Die Befürworter der Gesamtschule hofften auf mehr Chancengerechtigkeit durch diese Schulform. SPD-Politikerin Sigrid Klösges — von Bewunderern als "Mutter der Gesamtschule" gefeiert — begründete ihren Kampf für die Gesamtschule mit einem Argument, das weit in die Zukunft wies: "Viele Eltern haben doch echte Probleme, ihren Kindern bei den Hausaufgaben zu helfen. In der Gesamtschule haben sie damit so gut wie nichts am Hut. Nachmittags wird in der Schule geübt". Gesamtschulgegner wie die CDU-Politikerin Annemarie Schraps wiederum waren empört über die Bevorzugung der neuen Schulform: Der Ganztag galt als politisch gewollter strategischer Vorteil für die Gesamtschule.

Wie viel pädagogische Hoffnung, ja Heilungs- und Heilsversprechen an die Gesamtschule geknüpft waren, zeigen Worte des ersten Direktors der Gesamtschule Kaiserplatz, Klaus Neubacher. Gefragt, warum er vom Gymnasium Horkesgath an die neue Gesamtschule wechselt, sagte er — seine Schüler mit Gefäßen vergleichend: "Ich gehe zu Krügen, die Sprünge haben. Ich glaube, ich habe Kraft genug zu kleben, zu flicken, zusammenzufügen. Menschen sind wie Gefäße, mit denen man gefühlvoll umgehen muss."

Und in einer Schulbroschüre schwärmte er: "Unsere Kinder, das fällt immer wieder auf, machen keinen bedrückten Eindruck." Es fiel demselben Klaus Neubacher schwer, in der pädagogischen Ebene des Alltags anzukommen. Als 1998 eine Studie des Max-Planck-Instituts für Furore sorgte, wonach der Gesamtschule schwächere Leistungsstände als anderen Schulformen attestiert wurden, tat Neubacher das als "Kulturkampf" ab.

Alles Schnee von gestern. Die CDU hat ihren Frieden mit der Gesamtschule gemacht.
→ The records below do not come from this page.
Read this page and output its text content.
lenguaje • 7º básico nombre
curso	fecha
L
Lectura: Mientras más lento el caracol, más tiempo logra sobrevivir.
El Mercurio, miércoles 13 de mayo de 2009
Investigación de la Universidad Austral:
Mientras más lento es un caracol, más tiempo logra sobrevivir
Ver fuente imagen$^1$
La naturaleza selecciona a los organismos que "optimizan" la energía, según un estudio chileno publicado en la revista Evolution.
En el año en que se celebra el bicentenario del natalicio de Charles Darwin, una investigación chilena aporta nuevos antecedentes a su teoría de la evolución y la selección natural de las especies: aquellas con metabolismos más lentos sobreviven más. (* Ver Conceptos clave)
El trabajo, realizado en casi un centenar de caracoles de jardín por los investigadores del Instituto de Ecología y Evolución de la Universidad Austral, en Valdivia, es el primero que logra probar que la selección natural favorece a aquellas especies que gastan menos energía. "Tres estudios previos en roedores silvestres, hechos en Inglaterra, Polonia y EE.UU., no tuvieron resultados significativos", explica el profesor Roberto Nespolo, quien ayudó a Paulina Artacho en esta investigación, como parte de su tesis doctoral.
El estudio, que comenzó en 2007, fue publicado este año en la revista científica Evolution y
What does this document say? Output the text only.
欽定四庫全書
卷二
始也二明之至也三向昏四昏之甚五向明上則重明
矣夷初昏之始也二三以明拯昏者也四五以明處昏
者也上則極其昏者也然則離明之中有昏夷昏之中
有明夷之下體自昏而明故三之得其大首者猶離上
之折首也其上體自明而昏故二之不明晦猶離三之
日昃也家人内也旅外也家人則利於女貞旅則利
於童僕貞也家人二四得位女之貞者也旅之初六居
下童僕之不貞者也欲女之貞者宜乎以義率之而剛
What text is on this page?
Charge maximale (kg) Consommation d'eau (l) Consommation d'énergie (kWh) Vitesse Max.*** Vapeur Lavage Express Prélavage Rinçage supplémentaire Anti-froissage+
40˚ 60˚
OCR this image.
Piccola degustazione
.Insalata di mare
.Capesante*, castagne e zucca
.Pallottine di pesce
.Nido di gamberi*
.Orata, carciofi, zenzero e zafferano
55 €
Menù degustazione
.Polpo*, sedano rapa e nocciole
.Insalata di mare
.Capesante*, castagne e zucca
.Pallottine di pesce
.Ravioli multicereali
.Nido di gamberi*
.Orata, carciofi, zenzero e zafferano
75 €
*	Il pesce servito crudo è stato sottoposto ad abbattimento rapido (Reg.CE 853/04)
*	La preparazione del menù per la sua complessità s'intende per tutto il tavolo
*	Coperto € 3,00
Und die Gesamtschulen stellen sich in Zeiten des Zentralabiturs dem Bildungswettbewerb — mit ordentlichen Werten, die allerdings im Landesschnitt hinter dem Gymnasium liegen. 2007 stellte sich nach dem ersten Zentralabitur von NRW heraus, dass an Gesamtschulen die Vornoten stärker von den Prüfungsnoten abwichen als an Gymnasien — die Schüler waren demnach zu gut vorzensiert.

Der Abitur-Schnitt an Gesamtschulen lag 2007 bei 2,86 und an Gymnasien bei 2,6; NRW-Schulministerin Barbara Sommer (CDU) würdigte die Arbeit der Gesamtschulen ausdrücklich anerkennend. Es war klar: Das Abendland würde durch die Gesamtschule weder untergehen noch erlöst werden vom Bösen und Traurigen alles Asozialen und Bildungsfernen.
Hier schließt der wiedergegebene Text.